The S&P 500 also appears to be developing a "Cup and Handle" pattern on a monthly chart as well and has been in a trading range over the past 8 months between 1060 and 1160.

In the longer term there are two possible scenario's for the S&P 500.  First if the S&P 500 can break above the top of its Handle near 1160 which is at its longer term 50% Extension Level (calculated from the 2000 high to the 2002 low) then it could rise up to its 61.8% Extension Level just below 1260 (point I).  Meanwhile a second scenario would be for the S&P 500 to break below the bottom of its Handle near 1060 leading to a drop back to its 23.6% Extension Level near 950 (point J). 

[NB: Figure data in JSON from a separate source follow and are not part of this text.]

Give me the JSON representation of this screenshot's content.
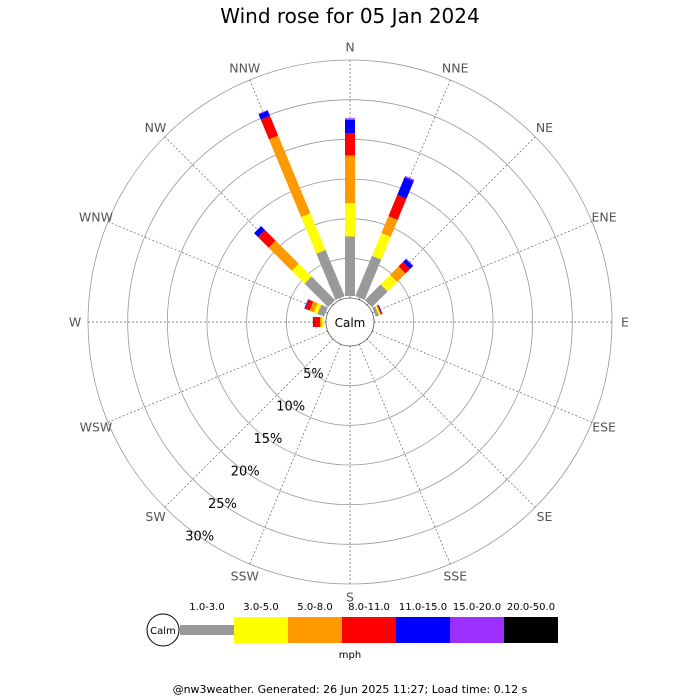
{
  "title": "Wind rose for 05 Jan 2024",
  "footer": "@nw3weather. Generated: 26 Jun 2025 11:27; Load time: 0.12 s",
  "calm_label": "Calm",
  "units_label": "mph",
  "chart_data": {
    "type": "wind-rose",
    "title": "Wind rose for 05 Jan 2024",
    "directions": [
      "N",
      "NNE",
      "NE",
      "ENE",
      "E",
      "ESE",
      "SE",
      "SSE",
      "S",
      "SSW",
      "SW",
      "WSW",
      "W",
      "WNW",
      "NW",
      "NNW"
    ],
    "ring_labels": [
      "5%",
      "10%",
      "15%",
      "20%",
      "25%",
      "30%"
    ],
    "rmax_percent": 30,
    "speed_bins": [
      {
        "label": "1.0-3.0",
        "color": "#999999"
      },
      {
        "label": "3.0-5.0",
        "color": "#ffff00"
      },
      {
        "label": "5.0-8.0",
        "color": "#ff9900"
      },
      {
        "label": "8.0-11.0",
        "color": "#ff0000"
      },
      {
        "label": "11.0-15.0",
        "color": "#0000ff"
      },
      {
        "label": "15.0-20.0",
        "color": "#9b30ff"
      },
      {
        "label": "20.0-50.0",
        "color": "#000000"
      }
    ],
    "cumulative_percent": {
      "N": [
        7.5,
        11.7,
        17.7,
        20.5,
        22.2,
        22.4,
        22.4
      ],
      "NNE": [
        5.5,
        8.6,
        10.9,
        13.8,
        16.2,
        16.4,
        16.4
      ],
      "NE": [
        2.8,
        4.5,
        6.0,
        6.8,
        7.3,
        7.4,
        7.4
      ],
      "ENE": [
        0.4,
        0.6,
        0.7,
        0.8,
        0.9,
        0.9,
        0.9
      ],
      "E": [
        0,
        0,
        0,
        0,
        0,
        0,
        0
      ],
      "ESE": [
        0,
        0,
        0,
        0,
        0,
        0,
        0
      ],
      "SE": [
        0,
        0,
        0,
        0,
        0,
        0,
        0
      ],
      "SSE": [
        0,
        0,
        0,
        0,
        0,
        0,
        0
      ],
      "S": [
        0,
        0,
        0,
        0,
        0,
        0,
        0
      ],
      "SSW": [
        0,
        0,
        0,
        0,
        0,
        0,
        0
      ],
      "SW": [
        0,
        0,
        0,
        0,
        0,
        0,
        0
      ],
      "WSW": [
        0,
        0,
        0,
        0,
        0,
        0,
        0
      ],
      "W": [
        0,
        0.3,
        0.5,
        1.3,
        1.4,
        1.4,
        1.4
      ],
      "WNW": [
        0.9,
        1.4,
        2.0,
        2.6,
        2.7,
        2.7,
        2.7
      ],
      "NW": [
        4.2,
        6.5,
        10.6,
        12.5,
        13.2,
        13.2,
        13.2
      ],
      "NNW": [
        6.3,
        11.3,
        21.9,
        24.6,
        25.3,
        25.4,
        25.4
      ]
    },
    "grid": true,
    "legend_position": "bottom"
  }
}
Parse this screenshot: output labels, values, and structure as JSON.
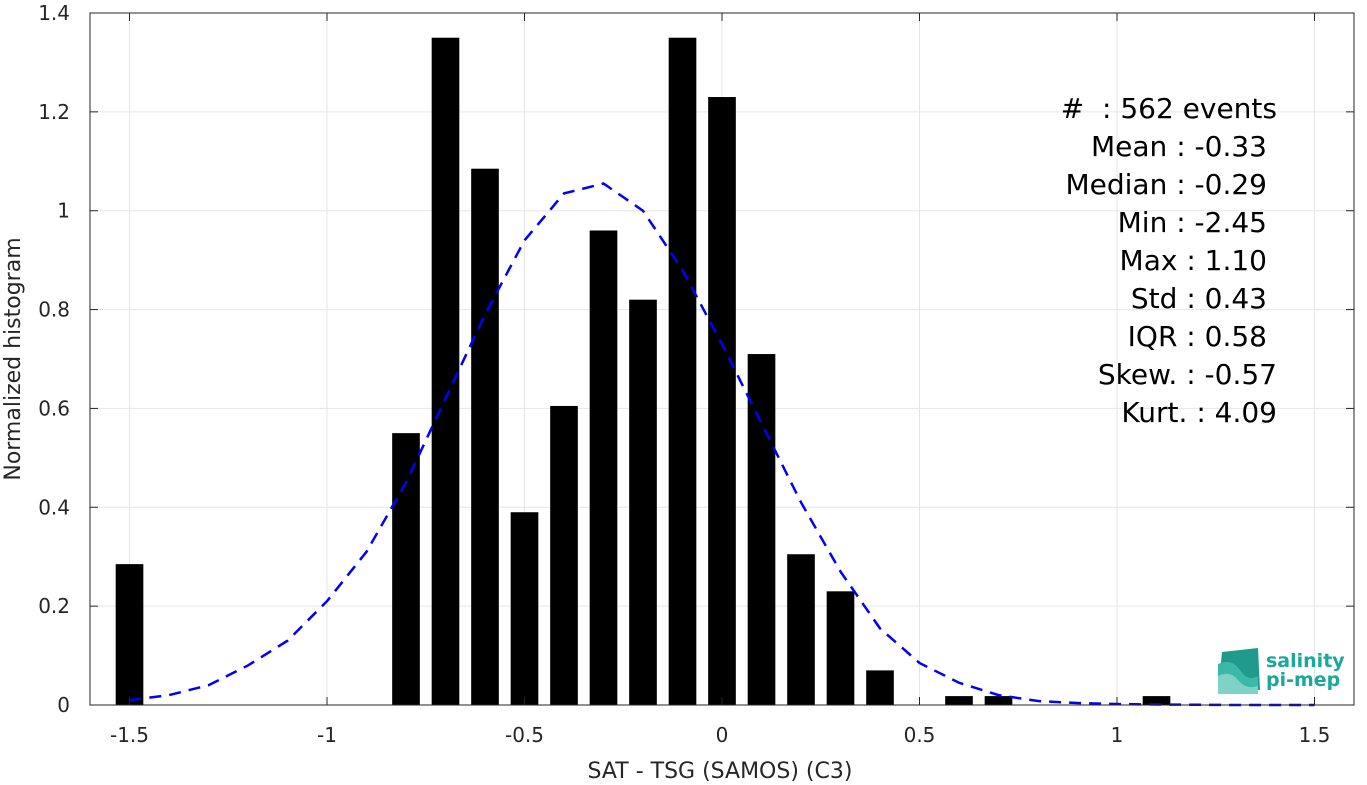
{
  "chart_data": {
    "type": "bar",
    "xlabel": "SAT - TSG (SAMOS) (C3)",
    "ylabel": "Normalized histogram",
    "xlim": [
      -1.6,
      1.6
    ],
    "ylim": [
      0,
      1.4
    ],
    "xticks": [
      -1.5,
      -1,
      -0.5,
      0,
      0.5,
      1,
      1.5
    ],
    "xtick_labels": [
      "-1.5",
      "-1",
      "-0.5",
      "0",
      "0.5",
      "1",
      "1.5"
    ],
    "yticks": [
      0,
      0.2,
      0.4,
      0.6,
      0.8,
      1,
      1.2,
      1.4
    ],
    "ytick_labels": [
      "0",
      "0.2",
      "0.4",
      "0.6",
      "0.8",
      "1",
      "1.2",
      "1.4"
    ],
    "grid": true,
    "bar_color": "#000000",
    "fit_color": "#0000ff",
    "bins": [
      {
        "x": -1.5,
        "y": 0.285
      },
      {
        "x": -0.8,
        "y": 0.55
      },
      {
        "x": -0.7,
        "y": 1.35
      },
      {
        "x": -0.6,
        "y": 1.085
      },
      {
        "x": -0.5,
        "y": 0.39
      },
      {
        "x": -0.4,
        "y": 0.605
      },
      {
        "x": -0.3,
        "y": 0.96
      },
      {
        "x": -0.2,
        "y": 0.82
      },
      {
        "x": -0.1,
        "y": 1.35
      },
      {
        "x": 0.0,
        "y": 1.23
      },
      {
        "x": 0.1,
        "y": 0.71
      },
      {
        "x": 0.2,
        "y": 0.305
      },
      {
        "x": 0.3,
        "y": 0.23
      },
      {
        "x": 0.4,
        "y": 0.07
      },
      {
        "x": 0.6,
        "y": 0.018
      },
      {
        "x": 0.7,
        "y": 0.018
      },
      {
        "x": 1.1,
        "y": 0.018
      }
    ],
    "fit_curve": {
      "style": "dashed",
      "x": [
        -1.5,
        -1.4,
        -1.3,
        -1.2,
        -1.1,
        -1.0,
        -0.9,
        -0.8,
        -0.7,
        -0.6,
        -0.5,
        -0.4,
        -0.3,
        -0.2,
        -0.1,
        0.0,
        0.1,
        0.2,
        0.3,
        0.4,
        0.5,
        0.6,
        0.7,
        0.8,
        0.9,
        1.0,
        1.1,
        1.2,
        1.3,
        1.4,
        1.5
      ],
      "y": [
        0.01,
        0.02,
        0.04,
        0.08,
        0.13,
        0.21,
        0.31,
        0.45,
        0.62,
        0.79,
        0.94,
        1.035,
        1.055,
        1.0,
        0.88,
        0.73,
        0.57,
        0.41,
        0.27,
        0.155,
        0.085,
        0.045,
        0.02,
        0.008,
        0.004,
        0.002,
        0.001,
        0.0005,
        0.0,
        0.0,
        0.0
      ]
    }
  },
  "stats": {
    "line1": "#  : 562 events",
    "line2": "Mean : -0.33",
    "line3": "Median : -0.29",
    "line4": "Min : -2.45",
    "line5": "Max : 1.10",
    "line6": "Std : 0.43",
    "line7": "IQR : 0.58",
    "line8": "Skew. : -0.57",
    "line9": "Kurt. : 4.09"
  },
  "logo": {
    "line1": "salinity",
    "line2": "pi-mep",
    "color": "#1aa89a"
  }
}
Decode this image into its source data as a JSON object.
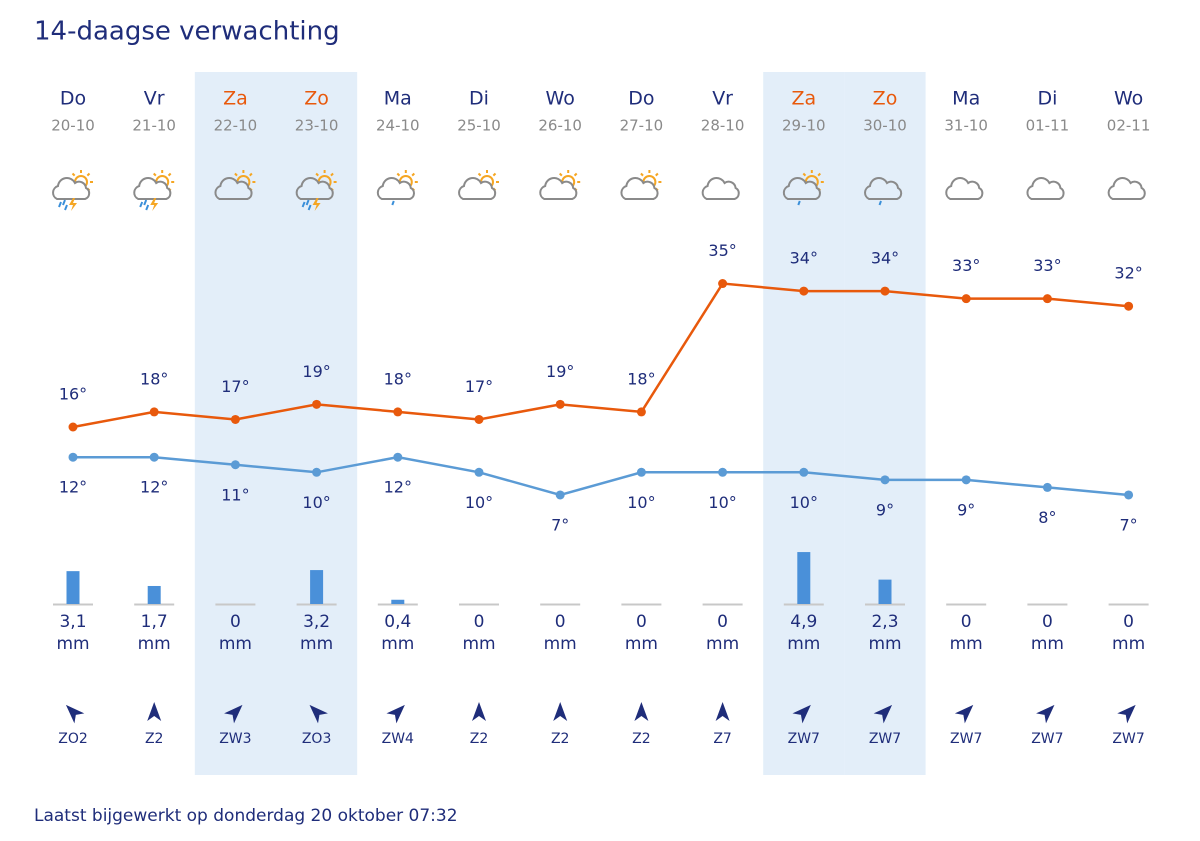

From a historical perspective the chart of the Dow from the 1920's and 1930's looks very similar to the chart of the Nasdaq from the 1990's through 2004.  As you can see below after the Dow finally bottomed in the middle part of 1932 it rallied for about a year (points K to M) and then developed a longer term trading range between 85 and 110 over the next 21 months.  The Dow then broke out of its trading range in the middle part of 1935 and then rallied strongly through the early part of 1937 (points N to O) and gained over 80%. 

Next looking at the monthly chart of the Nasdaq shows a similar pattern maybe developing as well and the question is will the Nasdaq now remain in a trading range between 1750 and 2150 for several more months before breaking out sometime in 2005?

 

If the major averages do remain in a trading range for several more months there will still be opportunities in the market as we see the major averages go through a series of upward and downward moves while remaining within their respective trading ranges.

Investors who are patient and recognize those stocks which are developing and breaking out of a favorable chart pattern can still do well.  A couple of chart patterns to look for are the "Cup and Handle" and "Flat Base".   Some recent examples from stocks we mentioned to watch over the past few months are shown below.  (Please note none of these should be bought now as they are well above their original Pivot Points.)

CLF was a stock we featured in August which broke out of a "Cup and Handle" pattern in early September.

Another one was TXI which broke out of larger Cup and Handle pattern in late August.

Meanwhile another chart pattern to look for is a Flat Base.  STLD which we featured in August formed a 7 week Flat Base before breaking out in early September.